Most common mathematical operations can be performed on complex numbers, such as adding or multiplying them, using rules that are based on the fact that *i* x *i* = -1.

In electrical engineering, we are already using the letter *i* for current, so we use “*j*” instead for imaginary values.

Complex numbers are perhaps easiest to think of as a 2-dimensional graph, where real numbers form one axis and imaginary ones on the other. Any point on the graph can be specified by a real value and an imaginary value, but the two are not interchangeable.

This like specifying a point on the surface of the Earth using longitude and latitude: they are basically at right angles to each other, and both are required to identify a specific location.
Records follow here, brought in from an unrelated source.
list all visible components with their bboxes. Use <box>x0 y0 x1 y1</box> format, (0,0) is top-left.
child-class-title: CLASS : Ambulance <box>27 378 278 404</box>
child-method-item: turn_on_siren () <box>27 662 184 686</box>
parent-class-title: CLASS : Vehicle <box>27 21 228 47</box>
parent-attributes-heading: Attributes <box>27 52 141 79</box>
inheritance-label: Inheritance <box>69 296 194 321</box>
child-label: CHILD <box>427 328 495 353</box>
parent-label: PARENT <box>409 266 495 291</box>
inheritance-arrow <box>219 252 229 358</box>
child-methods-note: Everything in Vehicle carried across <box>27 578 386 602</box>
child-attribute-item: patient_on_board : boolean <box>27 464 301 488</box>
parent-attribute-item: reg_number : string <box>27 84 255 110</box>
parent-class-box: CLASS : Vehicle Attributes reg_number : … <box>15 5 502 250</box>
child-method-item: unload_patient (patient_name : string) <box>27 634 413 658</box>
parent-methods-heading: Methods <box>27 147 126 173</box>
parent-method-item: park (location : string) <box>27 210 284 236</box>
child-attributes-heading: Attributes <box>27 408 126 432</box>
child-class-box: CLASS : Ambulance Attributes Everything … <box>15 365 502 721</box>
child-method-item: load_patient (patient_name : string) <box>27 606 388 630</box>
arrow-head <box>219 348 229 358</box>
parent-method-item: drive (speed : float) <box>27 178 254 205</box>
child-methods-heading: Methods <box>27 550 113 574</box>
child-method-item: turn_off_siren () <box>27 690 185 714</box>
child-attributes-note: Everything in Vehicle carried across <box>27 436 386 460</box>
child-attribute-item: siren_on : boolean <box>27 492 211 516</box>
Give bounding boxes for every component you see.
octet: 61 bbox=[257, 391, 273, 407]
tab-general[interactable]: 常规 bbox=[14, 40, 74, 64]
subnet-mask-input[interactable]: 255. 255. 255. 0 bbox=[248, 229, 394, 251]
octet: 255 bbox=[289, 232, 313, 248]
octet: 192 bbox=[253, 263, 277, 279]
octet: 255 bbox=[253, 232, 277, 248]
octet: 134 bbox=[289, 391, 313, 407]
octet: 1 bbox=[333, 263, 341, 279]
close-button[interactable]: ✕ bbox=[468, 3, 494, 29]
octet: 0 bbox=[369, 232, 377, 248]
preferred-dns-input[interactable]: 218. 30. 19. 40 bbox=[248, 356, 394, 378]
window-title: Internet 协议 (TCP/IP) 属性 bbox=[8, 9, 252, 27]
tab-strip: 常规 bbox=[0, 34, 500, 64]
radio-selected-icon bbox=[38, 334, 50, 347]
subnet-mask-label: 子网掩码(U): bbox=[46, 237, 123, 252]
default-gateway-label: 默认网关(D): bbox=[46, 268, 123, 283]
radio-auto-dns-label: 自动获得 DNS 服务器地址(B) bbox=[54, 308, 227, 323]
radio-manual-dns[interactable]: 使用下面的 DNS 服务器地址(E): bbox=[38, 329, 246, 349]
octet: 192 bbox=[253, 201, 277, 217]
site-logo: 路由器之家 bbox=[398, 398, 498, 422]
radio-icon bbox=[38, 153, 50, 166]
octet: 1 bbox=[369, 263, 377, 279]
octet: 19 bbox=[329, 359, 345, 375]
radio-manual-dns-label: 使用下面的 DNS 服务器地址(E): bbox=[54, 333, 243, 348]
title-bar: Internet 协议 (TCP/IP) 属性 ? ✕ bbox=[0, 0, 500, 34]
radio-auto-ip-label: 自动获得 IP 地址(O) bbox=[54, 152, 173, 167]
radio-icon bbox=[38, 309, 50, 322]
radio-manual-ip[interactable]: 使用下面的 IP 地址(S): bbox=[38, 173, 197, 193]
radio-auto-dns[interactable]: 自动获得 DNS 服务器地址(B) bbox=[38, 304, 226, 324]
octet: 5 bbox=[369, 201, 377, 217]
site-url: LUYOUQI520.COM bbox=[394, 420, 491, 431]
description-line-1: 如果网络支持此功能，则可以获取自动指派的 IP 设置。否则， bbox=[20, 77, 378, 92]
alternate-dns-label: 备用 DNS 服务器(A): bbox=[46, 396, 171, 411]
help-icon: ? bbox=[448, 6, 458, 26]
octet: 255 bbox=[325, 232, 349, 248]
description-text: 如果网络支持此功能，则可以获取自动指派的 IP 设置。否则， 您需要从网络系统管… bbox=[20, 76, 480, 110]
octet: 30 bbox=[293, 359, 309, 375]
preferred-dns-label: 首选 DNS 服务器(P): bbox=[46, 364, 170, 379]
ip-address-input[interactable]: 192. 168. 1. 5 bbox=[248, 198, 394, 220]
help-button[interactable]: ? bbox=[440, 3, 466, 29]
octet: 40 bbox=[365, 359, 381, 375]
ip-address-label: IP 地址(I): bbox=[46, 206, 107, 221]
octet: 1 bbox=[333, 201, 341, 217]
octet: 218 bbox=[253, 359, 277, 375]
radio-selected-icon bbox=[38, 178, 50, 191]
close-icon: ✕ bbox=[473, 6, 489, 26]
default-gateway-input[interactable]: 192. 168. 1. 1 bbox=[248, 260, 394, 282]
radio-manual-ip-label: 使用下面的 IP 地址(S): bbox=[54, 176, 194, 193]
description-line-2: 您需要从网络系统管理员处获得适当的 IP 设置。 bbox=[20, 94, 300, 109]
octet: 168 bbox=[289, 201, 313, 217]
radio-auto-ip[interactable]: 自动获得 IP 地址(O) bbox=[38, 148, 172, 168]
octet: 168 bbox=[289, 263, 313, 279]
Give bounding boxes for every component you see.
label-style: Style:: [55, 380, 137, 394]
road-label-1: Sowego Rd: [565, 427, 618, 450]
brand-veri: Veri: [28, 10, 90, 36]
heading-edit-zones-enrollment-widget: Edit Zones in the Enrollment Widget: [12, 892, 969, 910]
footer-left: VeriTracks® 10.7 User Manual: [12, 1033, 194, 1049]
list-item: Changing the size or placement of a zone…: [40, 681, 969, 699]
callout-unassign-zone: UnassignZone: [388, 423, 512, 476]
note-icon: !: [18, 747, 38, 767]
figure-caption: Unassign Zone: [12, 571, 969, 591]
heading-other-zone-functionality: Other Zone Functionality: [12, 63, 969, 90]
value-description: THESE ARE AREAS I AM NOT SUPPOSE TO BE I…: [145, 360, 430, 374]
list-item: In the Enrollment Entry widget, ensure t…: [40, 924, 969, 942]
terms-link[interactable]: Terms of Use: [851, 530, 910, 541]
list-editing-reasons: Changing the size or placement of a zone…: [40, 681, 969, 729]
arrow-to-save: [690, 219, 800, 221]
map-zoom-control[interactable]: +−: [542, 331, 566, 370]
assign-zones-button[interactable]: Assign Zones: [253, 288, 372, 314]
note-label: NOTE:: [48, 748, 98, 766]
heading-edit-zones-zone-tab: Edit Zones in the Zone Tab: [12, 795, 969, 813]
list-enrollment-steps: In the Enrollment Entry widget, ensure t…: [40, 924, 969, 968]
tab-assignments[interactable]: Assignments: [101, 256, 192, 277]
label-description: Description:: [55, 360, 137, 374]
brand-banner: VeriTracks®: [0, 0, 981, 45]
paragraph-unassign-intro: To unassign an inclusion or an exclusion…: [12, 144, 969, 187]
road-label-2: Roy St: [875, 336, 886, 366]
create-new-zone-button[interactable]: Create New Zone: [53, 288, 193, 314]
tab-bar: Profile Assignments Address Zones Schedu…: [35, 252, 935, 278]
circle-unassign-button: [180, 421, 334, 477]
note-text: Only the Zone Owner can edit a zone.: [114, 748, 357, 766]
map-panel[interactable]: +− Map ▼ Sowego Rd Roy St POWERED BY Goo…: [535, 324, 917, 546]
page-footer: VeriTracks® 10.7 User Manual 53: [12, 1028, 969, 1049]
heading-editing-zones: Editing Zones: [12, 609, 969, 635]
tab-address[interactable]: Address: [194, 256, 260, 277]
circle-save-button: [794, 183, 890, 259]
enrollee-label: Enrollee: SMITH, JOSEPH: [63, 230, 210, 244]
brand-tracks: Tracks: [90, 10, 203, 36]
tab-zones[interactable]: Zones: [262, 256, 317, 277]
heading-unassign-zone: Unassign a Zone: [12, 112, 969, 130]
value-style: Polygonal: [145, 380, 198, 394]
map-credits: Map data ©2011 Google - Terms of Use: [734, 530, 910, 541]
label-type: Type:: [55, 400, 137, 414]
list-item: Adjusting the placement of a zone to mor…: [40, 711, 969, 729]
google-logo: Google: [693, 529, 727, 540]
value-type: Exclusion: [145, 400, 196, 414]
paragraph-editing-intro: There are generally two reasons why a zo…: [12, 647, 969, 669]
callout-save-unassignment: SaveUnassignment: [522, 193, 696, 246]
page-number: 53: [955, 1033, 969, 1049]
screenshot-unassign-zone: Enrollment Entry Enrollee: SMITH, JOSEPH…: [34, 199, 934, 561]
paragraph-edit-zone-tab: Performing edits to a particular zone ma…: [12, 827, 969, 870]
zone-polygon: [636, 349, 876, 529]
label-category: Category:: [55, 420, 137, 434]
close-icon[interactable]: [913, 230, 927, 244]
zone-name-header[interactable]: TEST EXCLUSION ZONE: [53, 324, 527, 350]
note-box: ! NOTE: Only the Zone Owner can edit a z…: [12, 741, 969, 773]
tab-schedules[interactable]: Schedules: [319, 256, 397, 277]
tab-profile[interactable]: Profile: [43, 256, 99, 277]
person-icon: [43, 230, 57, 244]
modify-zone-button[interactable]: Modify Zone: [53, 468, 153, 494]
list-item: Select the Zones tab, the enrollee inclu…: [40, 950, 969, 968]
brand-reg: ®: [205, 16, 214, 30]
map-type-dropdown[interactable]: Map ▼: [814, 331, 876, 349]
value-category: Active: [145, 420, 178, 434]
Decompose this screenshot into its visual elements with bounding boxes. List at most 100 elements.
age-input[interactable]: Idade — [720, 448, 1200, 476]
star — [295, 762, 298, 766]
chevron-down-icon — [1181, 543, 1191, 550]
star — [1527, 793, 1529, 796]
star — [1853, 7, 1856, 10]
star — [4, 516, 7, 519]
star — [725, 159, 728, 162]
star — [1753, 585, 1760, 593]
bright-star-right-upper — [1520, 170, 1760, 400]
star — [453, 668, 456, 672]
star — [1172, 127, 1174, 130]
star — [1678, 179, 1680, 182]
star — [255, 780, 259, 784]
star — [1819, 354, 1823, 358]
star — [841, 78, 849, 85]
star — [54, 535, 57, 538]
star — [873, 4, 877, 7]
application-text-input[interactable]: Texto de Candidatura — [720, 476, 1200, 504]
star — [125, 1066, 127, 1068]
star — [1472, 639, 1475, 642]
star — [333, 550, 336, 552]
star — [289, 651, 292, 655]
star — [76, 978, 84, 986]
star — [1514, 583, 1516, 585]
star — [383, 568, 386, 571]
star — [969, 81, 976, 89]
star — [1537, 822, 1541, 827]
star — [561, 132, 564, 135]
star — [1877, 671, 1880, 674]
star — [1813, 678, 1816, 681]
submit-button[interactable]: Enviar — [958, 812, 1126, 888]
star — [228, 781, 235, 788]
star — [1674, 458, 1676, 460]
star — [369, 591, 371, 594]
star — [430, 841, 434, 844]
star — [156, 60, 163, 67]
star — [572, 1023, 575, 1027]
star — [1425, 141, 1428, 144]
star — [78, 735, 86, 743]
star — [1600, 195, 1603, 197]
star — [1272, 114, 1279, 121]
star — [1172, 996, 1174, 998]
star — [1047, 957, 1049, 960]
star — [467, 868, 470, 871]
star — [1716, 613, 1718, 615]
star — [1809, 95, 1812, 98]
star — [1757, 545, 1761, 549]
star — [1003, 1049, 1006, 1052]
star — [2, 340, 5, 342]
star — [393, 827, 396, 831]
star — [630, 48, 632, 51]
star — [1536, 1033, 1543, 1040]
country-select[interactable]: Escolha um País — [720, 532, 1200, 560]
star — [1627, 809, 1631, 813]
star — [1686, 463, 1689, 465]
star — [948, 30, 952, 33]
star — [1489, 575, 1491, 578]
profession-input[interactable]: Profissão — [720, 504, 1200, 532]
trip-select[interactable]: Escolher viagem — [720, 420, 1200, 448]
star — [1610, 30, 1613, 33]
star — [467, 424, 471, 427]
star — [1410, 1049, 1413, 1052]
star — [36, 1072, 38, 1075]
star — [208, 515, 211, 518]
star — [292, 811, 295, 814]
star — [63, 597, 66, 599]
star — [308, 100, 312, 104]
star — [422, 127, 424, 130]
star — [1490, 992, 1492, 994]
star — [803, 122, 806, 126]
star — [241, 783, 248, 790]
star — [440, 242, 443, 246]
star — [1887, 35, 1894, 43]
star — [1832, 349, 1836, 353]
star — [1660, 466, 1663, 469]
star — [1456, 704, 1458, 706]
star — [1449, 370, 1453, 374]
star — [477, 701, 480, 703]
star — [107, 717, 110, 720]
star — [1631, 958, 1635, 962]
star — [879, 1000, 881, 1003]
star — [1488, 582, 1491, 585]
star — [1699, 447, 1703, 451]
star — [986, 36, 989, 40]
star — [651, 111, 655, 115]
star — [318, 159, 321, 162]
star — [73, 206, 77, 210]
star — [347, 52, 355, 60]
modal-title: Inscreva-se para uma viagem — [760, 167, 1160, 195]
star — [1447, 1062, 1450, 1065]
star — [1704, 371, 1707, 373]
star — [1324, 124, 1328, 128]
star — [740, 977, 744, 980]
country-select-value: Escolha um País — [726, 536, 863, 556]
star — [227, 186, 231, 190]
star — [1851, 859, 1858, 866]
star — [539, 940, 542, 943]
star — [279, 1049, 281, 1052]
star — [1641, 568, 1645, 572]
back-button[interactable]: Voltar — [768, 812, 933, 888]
So when we talk about an impedance, it often is in the form : 40 + j30 ohms. The (real) resistance is +40 ohms, and the reactance (the imaginary part) is +30 ohms. A positive reactance is inductive, and a negative one is capacitive. But simply adding the two numbers together (40 + 30) gives a totally different value.

We can also express a point on the complex plane as a distance from the origin * along with an angle*: this corresponds to the “magnitude” of the impedance and the “phase angle”. These forms are interchangeable, as any point can be identified either way. But the magnitude by itself doesn’t tell us the location of the point, because it could be in any direction.

You can find more information on complex numbers with an online search. This isn’t a complete mathematical treatise, just a quick introduction to those who haven’t used them before.